The climax has Hercules smashing Lico with a giant boulder and throwing similarly large rocks at an army of zombies.

== Cast ==
- Reg Park as Hercules
- Christopher Lee as King Lico
- Leonora Ruffo as Deianira
- George Ardisson as Theseus
- Marisa Belli as Aretusa
- Ida Galli as Meiazotide
- Mino Doro as Keros
- Gaia Germani as Medea
- Franco Giacobini as Telemachus
- Rosalba Neri as Helena
- Ely Drago as Giocasta

== Release ==
Hercules in the Haunted World was released in Italy on November 16, 1961. In Italy, the film grossed a total of 398 million Italian lira.

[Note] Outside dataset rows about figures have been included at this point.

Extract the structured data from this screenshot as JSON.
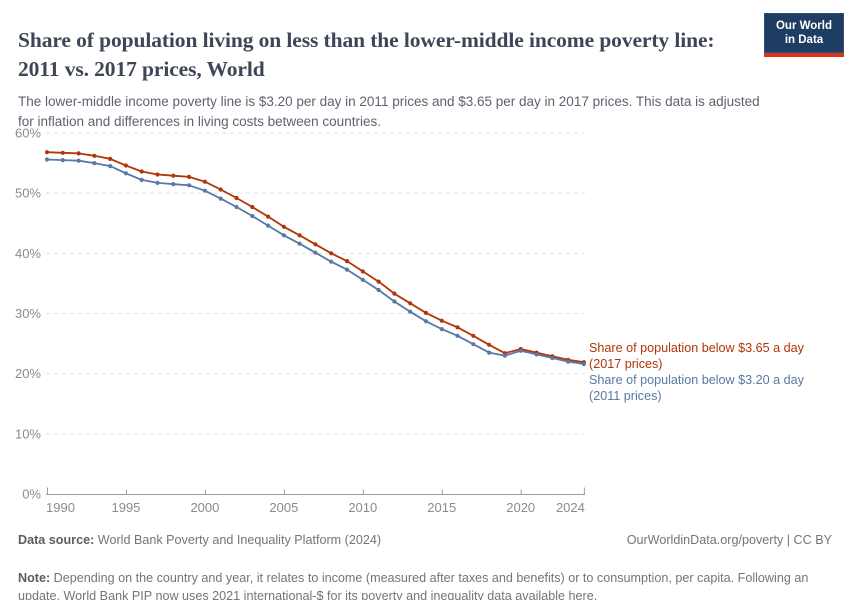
{
  "header": {
    "title": "Share of population living on less than the lower-middle income poverty line: 2011 vs. 2017 prices, World",
    "subtitle": "The lower-middle income poverty line is $3.20 per day in 2011 prices and $3.65 per day in 2017 prices. This data is adjusted for inflation and differences in living costs between countries.",
    "logo": {
      "line1": "Our World",
      "line2": "in Data",
      "bg_color": "#1d3d63",
      "bar_color": "#dc3418"
    }
  },
  "chart_data": {
    "type": "line",
    "title": "Share of population living on less than the lower-middle income poverty line: 2011 vs. 2017 prices, World",
    "xlabel": "",
    "ylabel": "",
    "xlim": [
      1990,
      2024
    ],
    "ylim": [
      0,
      60
    ],
    "grid": "horizontal-dashed",
    "legend_position": "right",
    "x": [
      1990,
      1991,
      1992,
      1993,
      1994,
      1995,
      1996,
      1997,
      1998,
      1999,
      2000,
      2001,
      2002,
      2003,
      2004,
      2005,
      2006,
      2007,
      2008,
      2009,
      2010,
      2011,
      2012,
      2013,
      2014,
      2015,
      2016,
      2017,
      2018,
      2019,
      2020,
      2021,
      2022,
      2023,
      2024
    ],
    "series": [
      {
        "name": "Share of population below $3.65 a day (2017 prices)",
        "color": "#b13507",
        "values": [
          56.8,
          56.7,
          56.6,
          56.2,
          55.7,
          54.6,
          53.6,
          53.1,
          52.9,
          52.7,
          51.9,
          50.6,
          49.2,
          47.7,
          46.1,
          44.4,
          43.0,
          41.5,
          40.0,
          38.7,
          37.0,
          35.3,
          33.3,
          31.7,
          30.1,
          28.8,
          27.7,
          26.3,
          24.8,
          23.4,
          24.1,
          23.5,
          22.9,
          22.3,
          21.9
        ]
      },
      {
        "name": "Share of population below $3.20 a day (2011 prices)",
        "color": "#5878a5",
        "values": [
          55.6,
          55.5,
          55.4,
          55.0,
          54.5,
          53.3,
          52.2,
          51.7,
          51.5,
          51.3,
          50.4,
          49.1,
          47.7,
          46.2,
          44.6,
          43.0,
          41.6,
          40.1,
          38.6,
          37.3,
          35.6,
          33.9,
          32.0,
          30.3,
          28.7,
          27.4,
          26.3,
          24.9,
          23.5,
          23.0,
          23.8,
          23.2,
          22.6,
          22.0,
          21.6
        ]
      }
    ],
    "legend": [
      {
        "line1": "Share of population below $3.65 a day",
        "line2": "(2017 prices)",
        "color": "#b13507"
      },
      {
        "line1": "Share of population below $3.20 a day",
        "line2": "(2011 prices)",
        "color": "#5878a5"
      }
    ],
    "yticks": [
      [
        0,
        "0%"
      ],
      [
        10,
        "10%"
      ],
      [
        20,
        "20%"
      ],
      [
        30,
        "30%"
      ],
      [
        40,
        "40%"
      ],
      [
        50,
        "50%"
      ],
      [
        60,
        "60%"
      ]
    ],
    "xticks": [
      [
        1990,
        "1990"
      ],
      [
        1995,
        "1995"
      ],
      [
        2000,
        "2000"
      ],
      [
        2005,
        "2005"
      ],
      [
        2010,
        "2010"
      ],
      [
        2015,
        "2015"
      ],
      [
        2020,
        "2020"
      ],
      [
        2024,
        "2024"
      ]
    ]
  },
  "footer": {
    "datasource_label": "Data source:",
    "datasource": " World Bank Poverty and Inequality Platform (2024)",
    "attribution": "OurWorldinData.org/poverty | CC BY",
    "note_label": "Note:",
    "note_before_link": " Depending on the country and year, it relates to income (measured after taxes and benefits) or to consumption, per capita. Following an update, World Bank PIP now uses 2021 international-$ for its poverty and inequality data ",
    "note_link": "available here",
    "note_after_link": "."
  }
}
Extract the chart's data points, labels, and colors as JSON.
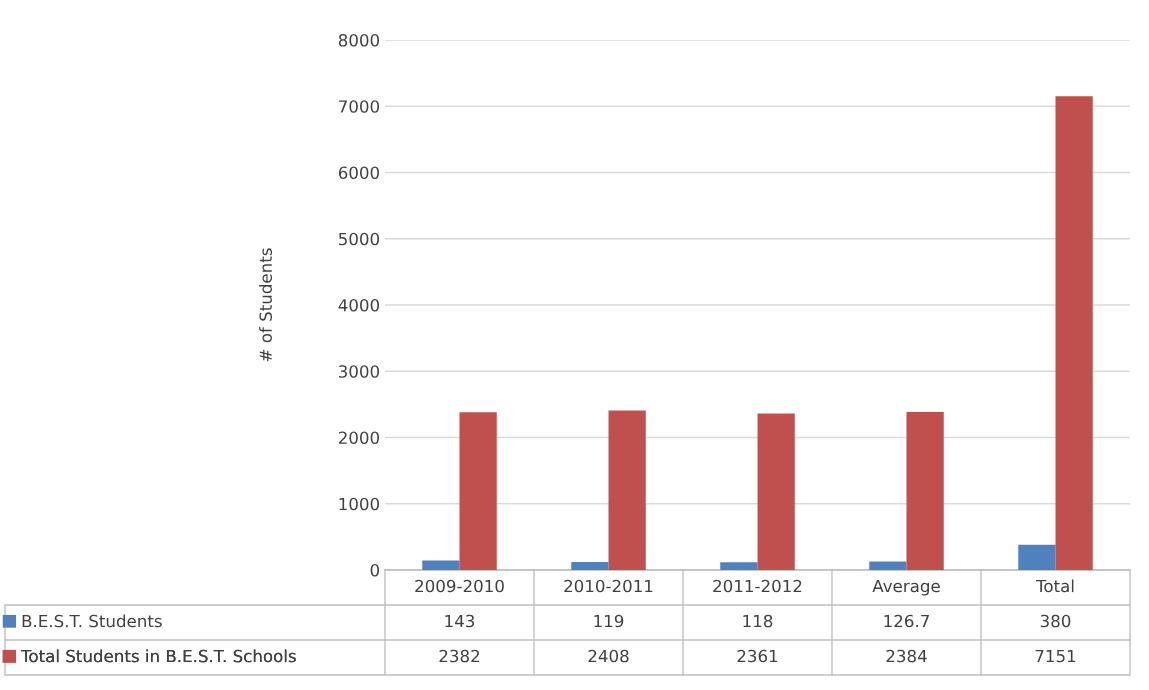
{
  "chart_data": {
    "type": "bar",
    "ylabel": "# of Students",
    "categories": [
      "2009-2010",
      "2010-2011",
      "2011-2012",
      "Average",
      "Total"
    ],
    "series": [
      {
        "name": "B.E.S.T. Students",
        "color": "#4f81bd",
        "values": [
          143,
          119,
          118,
          126.7,
          380
        ]
      },
      {
        "name": "Total Students in B.E.S.T. Schools",
        "color": "#c0504d",
        "values": [
          2382,
          2408,
          2361,
          2384,
          7151
        ]
      }
    ],
    "ylim": [
      0,
      8000
    ],
    "yticks": [
      0,
      1000,
      2000,
      3000,
      4000,
      5000,
      6000,
      7000,
      8000
    ],
    "grid": "y",
    "data_labels": true,
    "legend": "bottom left"
  }
}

It received a theatrical release in the United States in April 1964. Christopher Lee's voice was dubbed by another actor for the English-language version of the film. Meiazotide was renamed Persephone for this version.

== Critical reception ==
In a contemporary review, The Globe and Mail referred to the film as a "particularly awful Italian movie", specifying Reg Parks' acting and the film plays "havoc with the mythology". The review also noted the English dub which was described as "corny almost beyond belief".

From retrospective reviews, the Monthly Film Bulletin stated, "Bava's film today contrives not to look too much like a cheap imitation of itself. Partly this is thanks to the resourcefulness with which the director creates a visual splendour from little except smoke and light, and partly it's the result of an almost arrogantly complex plot from which fragments of meaning seem to escape in all directions."
Allmovie wrote "Hercules in the Haunted World is about as good a film as could be made on a budget in the 'mythic hero' subgenre of action films. If that sounds like faint praise, it isn't intended to be, for while overall Hercules can't totally rise above the many limitations of its genre (and budget), it nevertheless will thrill fans of such movies and even give non-devotees a number of very worthwhile elements to ponder."
In his book Italian Horror Film Directors, Louis Paul described the film as "a colorful combination of the athletic muscleman peplum revival and Bava's own fascination with gothic imagery."

==Legacy==
The film started a short-living subgenre of films trying to combine the peplum genre with horror elements. Films considered belonging to this subgenre include Riccardo Freda's The Witch's Curse and Sergio Corbucci's and Giacomo Gentilomo's Maciste contro il vampiro.

The Opera Theater Oregon commissioned composer Patrick Morganelli to write a companion piece to the film, Hercules vs. Vampires, which premiered in Portland in 2010. In April 2015 the work was staged by the Los Angeles Opera.